Just as Bobby was reaching new heights of brattiness, munching his Marmite on toast like a serial killer and shouting “Die, die, die” into the PlayStation, Max was arrested for Lucy’s murder. By the look on Jane’s face, even she was starting to think that turning Bobby in to the police would be preferable to spending the summer holidays looking after the little oik. Soap justice must be served and little Bobby can only get away with it for so long.

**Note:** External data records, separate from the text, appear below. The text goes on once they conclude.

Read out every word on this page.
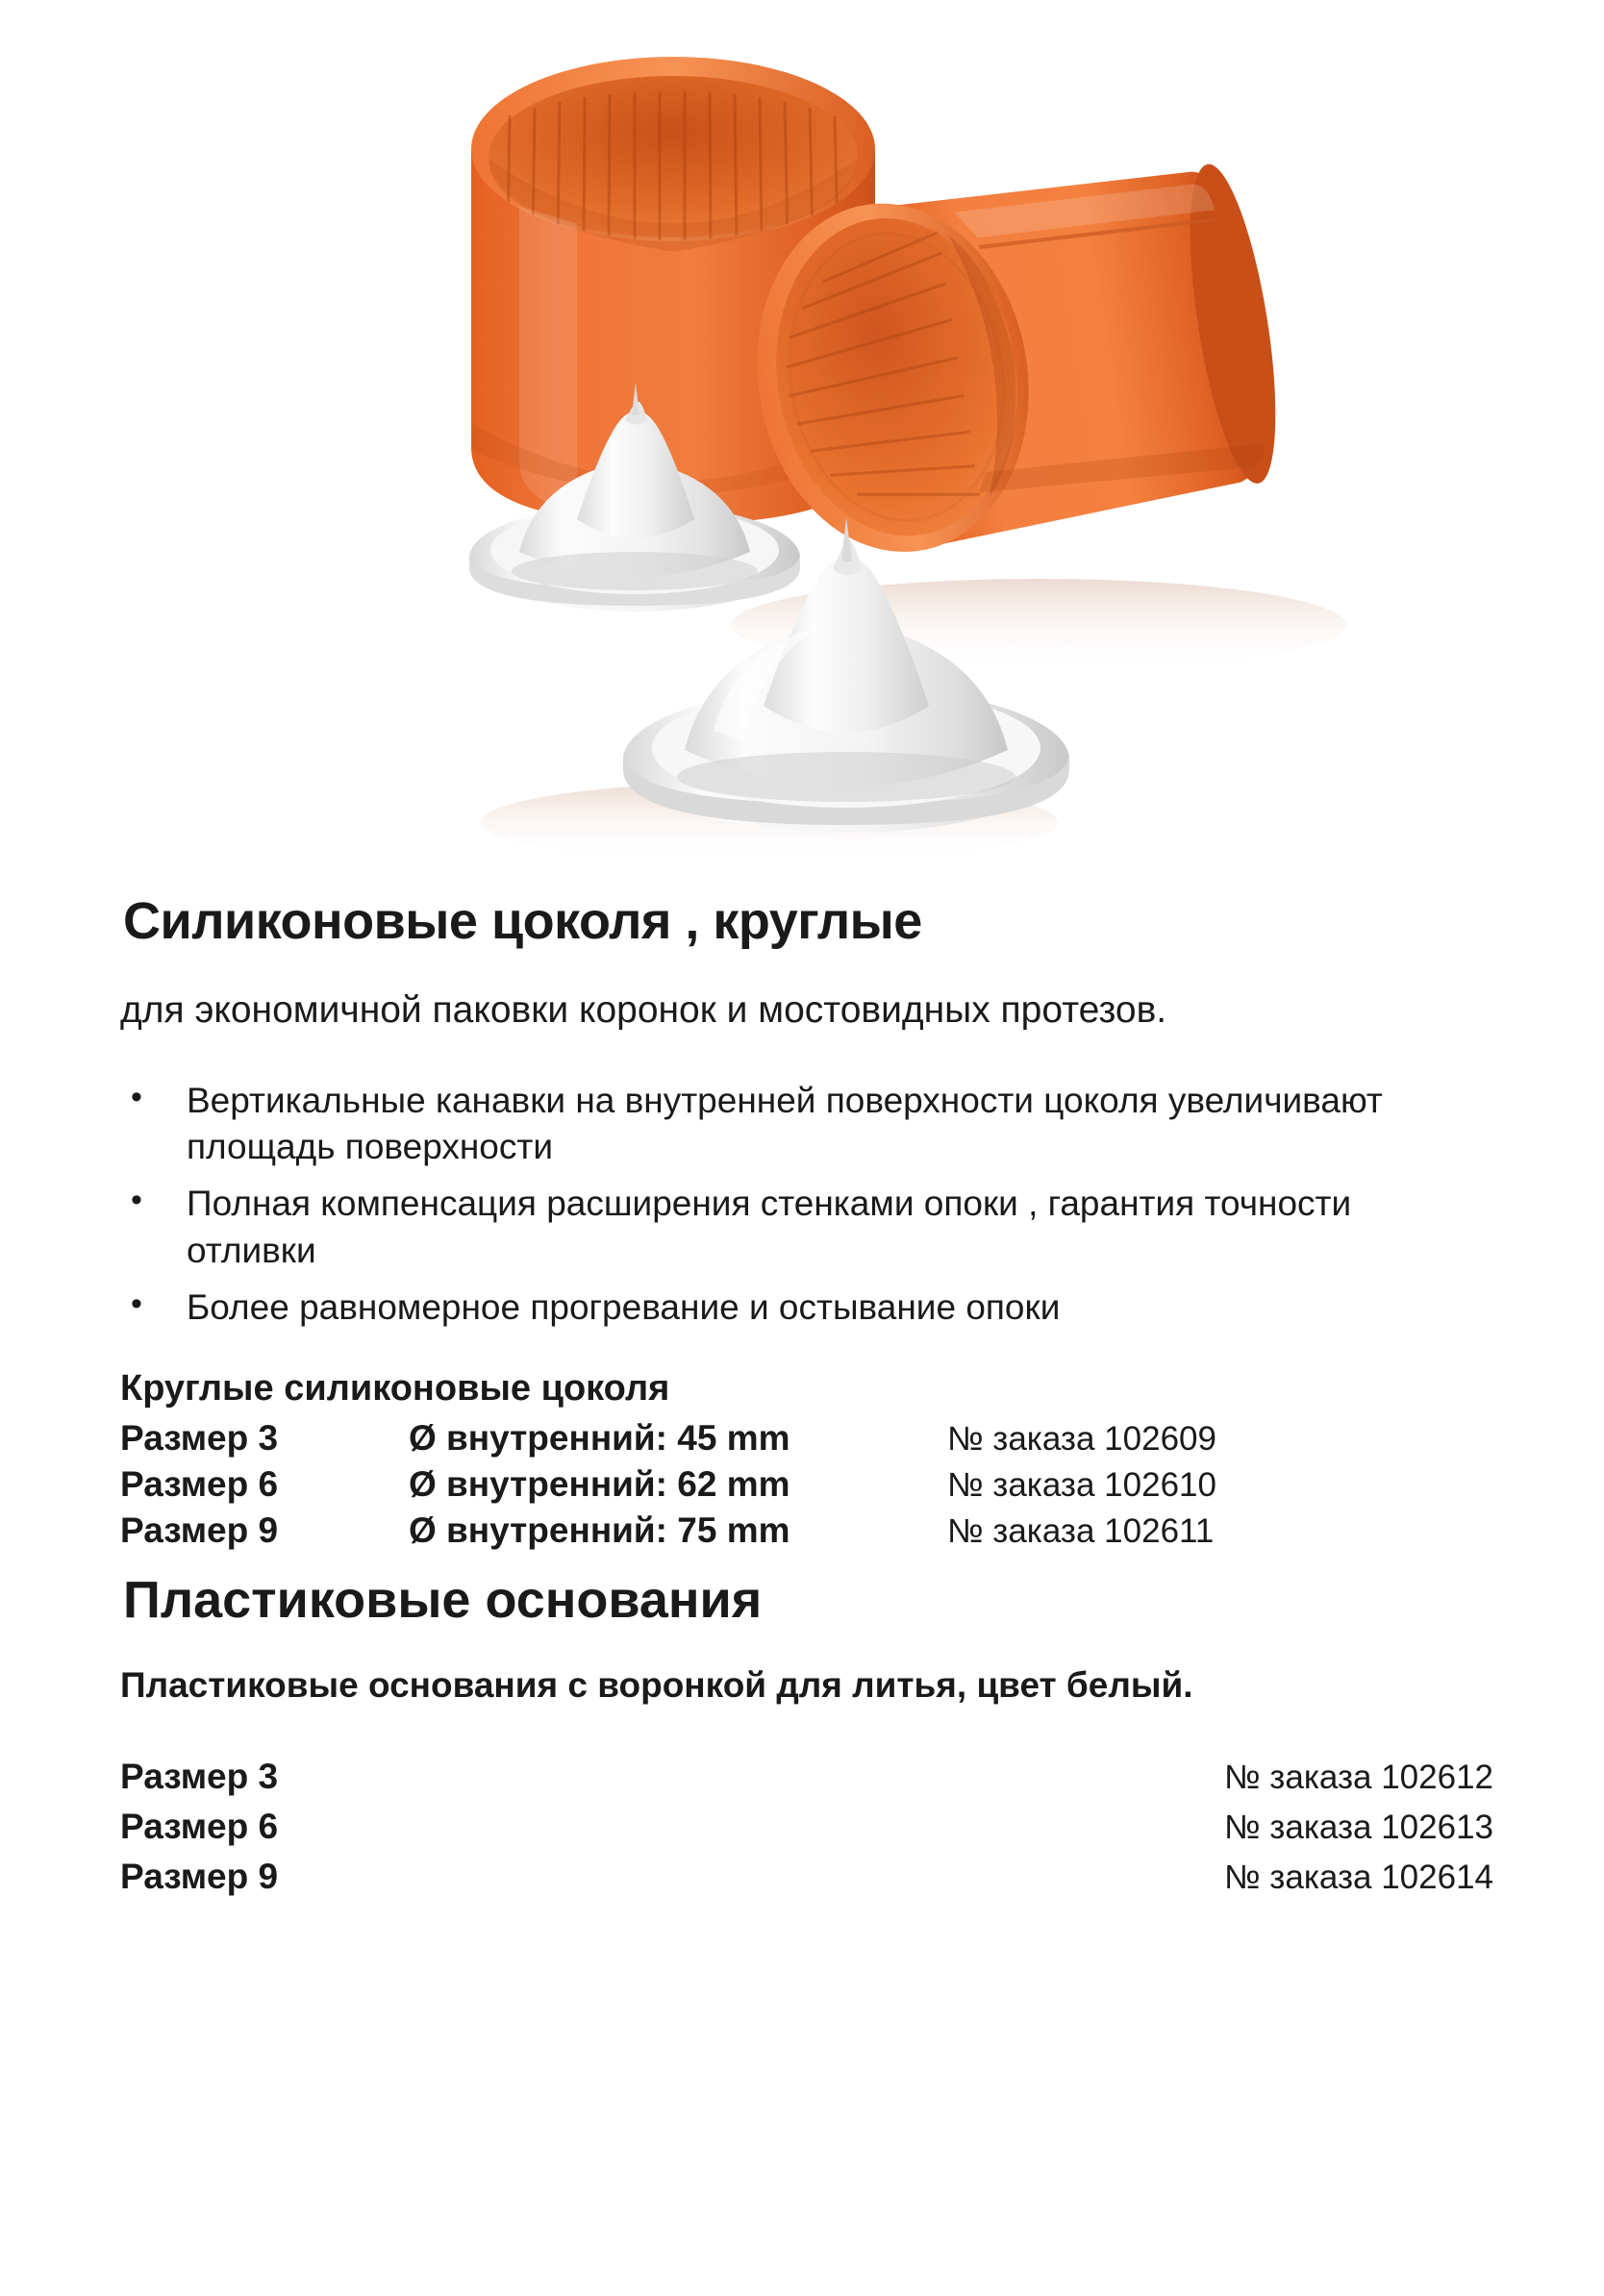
Силиконовые цоколя , круглые

для экономичной паковки коронок и мостовидных протезов.

• Вертикальные канавки на внутренней поверхности цоколя увеличивают площадь поверхности
• Полная компенсация расширения стенками опоки , гарантия точности отливки
• Более равномерное прогревание и остывание опоки
Круглые силиконовые цоколя
Размер 3	Ø внутренний: 45 mm	№ заказа 102609
Размер 6	Ø внутренний: 62 mm	№ заказа 102610
Размер 9	Ø внутренний: 75 mm	№ заказа 102611
Пластиковые основания

Пластиковые основания с воронкой для литья, цвет белый.

Размер 3	№ заказа 102612
Размер 6	№ заказа 102613
Размер 9	№ заказа 102614
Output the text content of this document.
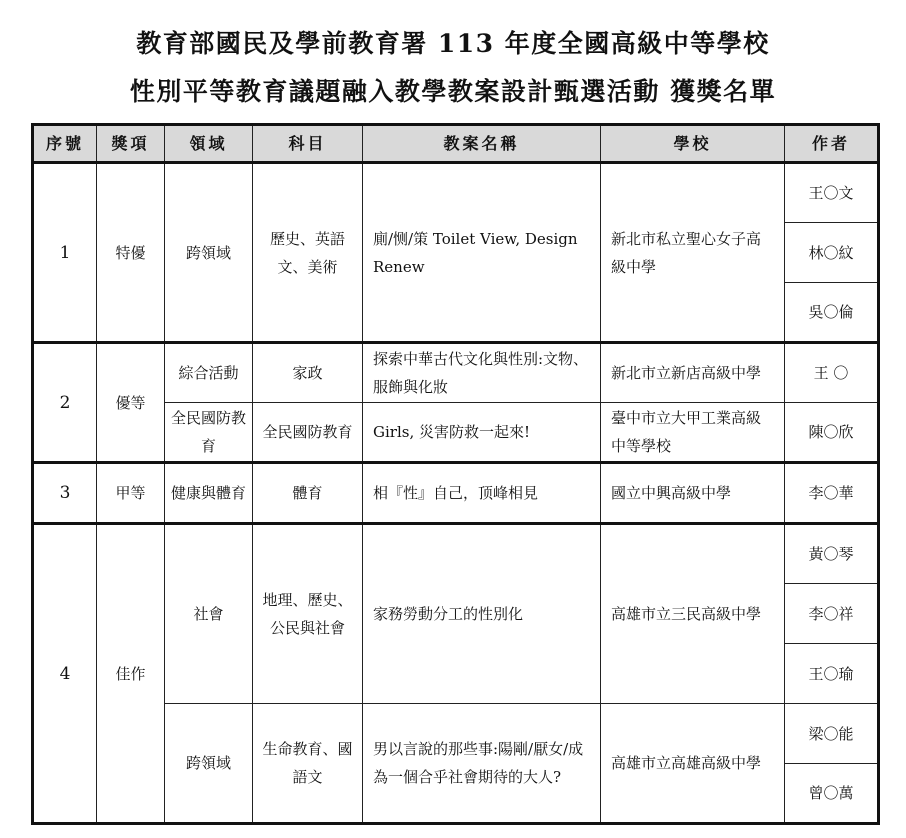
教育部國民及學前教育署 113 年度全國高級中等學校
性別平等教育議題融入教學教案設計甄選活動 獲獎名單
序號	獎項	領域	科目	教案名稱	學校	作者
1	特優	跨領域	歷史、英語文、美術	廁/恻/策 Toilet View, Design Renew	新北市私立聖心女子高級中學	王〇文
						林〇紋
						吳〇倫
2	優等	綜合活動	家政	探索中華古代文化與性別:文物、服飾與化妝	新北市立新店高級中學	王 〇
		全民國防教育	全民國防教育	Girls, 災害防救一起來!	臺中市立大甲工業高級中等學校	陳〇欣
3	甲等	健康與體育	體育	相『性』自己，顶峰相見	國立中興高級中學	李〇華
4	佳作	社會	地理、歷史、公民與社會	家務勞動分工的性別化	高雄市立三民高級中學	黃〇琴
						李〇祥
						王〇瑜
		跨領域	生命教育、國語文	男以言說的那些事:陽剛/厭女/成為一個合乎社會期待的大人?	高雄市立高雄高級中學	梁〇能
						曾〇萬
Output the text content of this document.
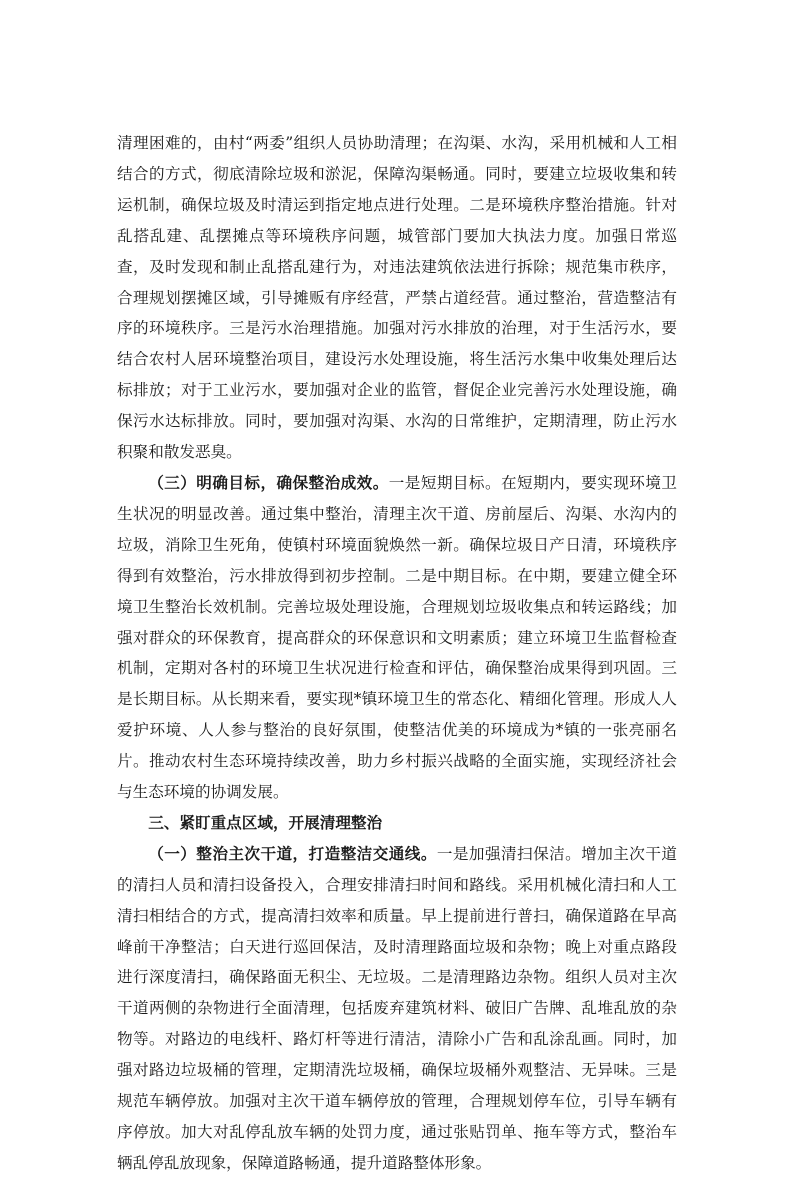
清理困难的，由村“两委”组织人员协助清理；在沟渠、水沟，采用机械和人工相结合的方式，彻底清除垃圾和淤泥，保障沟渠畅通。同时，要建立垃圾收集和转运机制，确保垃圾及时清运到指定地点进行处理。二是环境秩序整治措施。针对乱搭乱建、乱摆摊点等环境秩序问题，城管部门要加大执法力度。加强日常巡查，及时发现和制止乱搭乱建行为，对违法建筑依法进行拆除；规范集市秩序，合理规划摆摊区域，引导摊贩有序经营，严禁占道经营。通过整治，营造整洁有序的环境秩序。三是污水治理措施。加强对污水排放的治理，对于生活污水，要结合农村人居环境整治项目，建设污水处理设施，将生活污水集中收集处理后达标排放；对于工业污水，要加强对企业的监管，督促企业完善污水处理设施，确保污水达标排放。同时，要加强对沟渠、水沟的日常维护，定期清理，防止污水积聚和散发恶臭。

（三）明确目标，确保整治成效。一是短期目标。在短期内，要实现环境卫生状况的明显改善。通过集中整治，清理主次干道、房前屋后、沟渠、水沟内的垃圾，消除卫生死角，使镇村环境面貌焕然一新。确保垃圾日产日清，环境秩序得到有效整治，污水排放得到初步控制。二是中期目标。在中期，要建立健全环境卫生整治长效机制。完善垃圾处理设施，合理规划垃圾收集点和转运路线；加强对群众的环保教育，提高群众的环保意识和文明素质；建立环境卫生监督检查机制，定期对各村的环境卫生状况进行检查和评估，确保整治成果得到巩固。三是长期目标。从长期来看，要实现*镇环境卫生的常态化、精细化管理。形成人人爱护环境、人人参与整治的良好氛围，使整洁优美的环境成为*镇的一张亮丽名片。推动农村生态环境持续改善，助力乡村振兴战略的全面实施，实现经济社会与生态环境的协调发展。

三、紧盯重点区域，开展清理整治

（一）整治主次干道，打造整洁交通线。一是加强清扫保洁。增加主次干道的清扫人员和清扫设备投入，合理安排清扫时间和路线。采用机械化清扫和人工清扫相结合的方式，提高清扫效率和质量。早上提前进行普扫，确保道路在早高峰前干净整洁；白天进行巡回保洁，及时清理路面垃圾和杂物；晚上对重点路段进行深度清扫，确保路面无积尘、无垃圾。二是清理路边杂物。组织人员对主次干道两侧的杂物进行全面清理，包括废弃建筑材料、破旧广告牌、乱堆乱放的杂物等。对路边的电线杆、路灯杆等进行清洁，清除小广告和乱涂乱画。同时，加强对路边垃圾桶的管理，定期清洗垃圾桶，确保垃圾桶外观整洁、无异味。三是规范车辆停放。加强对主次干道车辆停放的管理，合理规划停车位，引导车辆有序停放。加大对乱停乱放车辆的处罚力度，通过张贴罚单、拖车等方式，整治车辆乱停乱放现象，保障道路畅通，提升道路整体形象。
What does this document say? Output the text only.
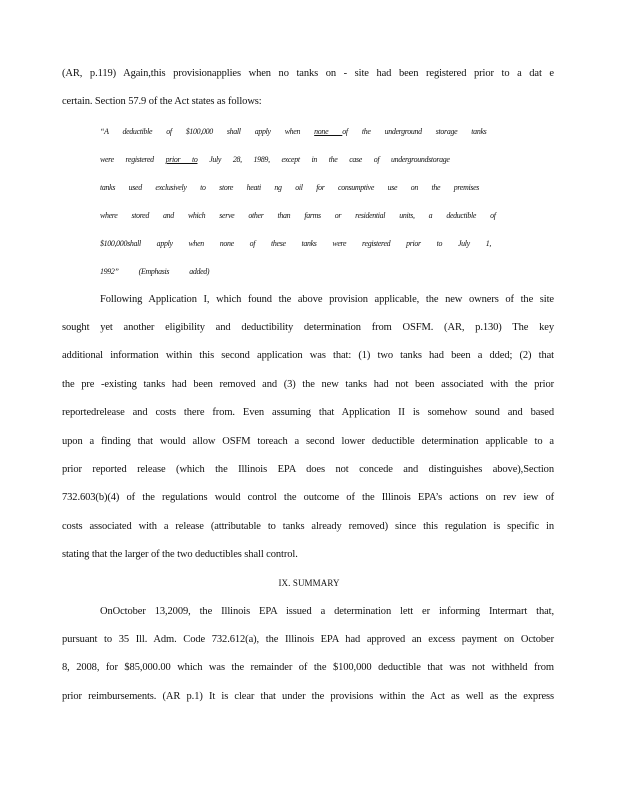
(AR, p.119) Again,this provisionapplies when no tanks on - site had been registered prior to a dat e
certain. Section 57.9 of the Act states as follows:
“A deductible of $100,000 shall apply when none of the underground storage tanks
were registered prior to July 28, 1989, except in the case of undergroundstorage
tanks used exclusively to store heati ng oil for consumptive use on the premises
where stored and which serve other than farms or residential units, a deductible of
$100,000shall apply when none of these tanks were registered prior to July 1,
1992” (Emphasis added)
Following Application I, which found the above provision applicable, the new owners of the site
sought yet another eligibility and deductibility determination from OSFM. (AR, p.130) The key
additional information within this second application was that: (1) two tanks had been a dded; (2) that
the pre -existing tanks had been removed and (3) the new tanks had not been associated with the prior
reportedrelease and costs there from. Even assuming that Application II is somehow sound and based
upon a finding that would allow OSFM toreach a second lower deductible determination applicable to a
prior reported release (which the Illinois EPA does not concede and distinguishes above),Section
732.603(b)(4) of the regulations would control the outcome of the Illinois EPA’s actions on rev iew of
costs associated with a release (attributable to tanks already removed) since this regulation is specific in
stating that the larger of the two deductibles shall control.
IX. SUMMARY
OnOctober 13,2009, the Illinois EPA issued a determination lett er informing Intermart that,
pursuant to 35 Ill. Adm. Code 732.612(a), the Illinois EPA had approved an excess payment on October
8, 2008, for $85,000.00 which was the remainder of the $100,000 deductible that was not withheld from
prior reimbursements. (AR p.1) It is clear that under the provisions within the Act as well as the express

Maybe it’s a massive twist and Max did do it. That’s about as believable as the discovery that crumble-faced undertaker Les Coker has been running two women at once: his wife Pam and that good old-fashioned sexpot Claudette. The man looks like he smells of embalming fluid. How’s he reeling them in? With a special offer of 20% off funerals over the summer? As sage market-trader Donna says: “Never trust a bald man.” Which is a lesson part-time gangster Vincent needed to learn; he was still regarding Phil Mitchell as a “pussycat”. Phil finally had enough of seeing Vincent strut around like cock of the Square and gave him one of his trademark batterings. The more angry Phil gets, the more gravelly his threats become. “Listen,” he growled. “This is my gaff and my rules and if you disrespect me one more time I will kill you.” Classic Mitchell behaviour and about time, too.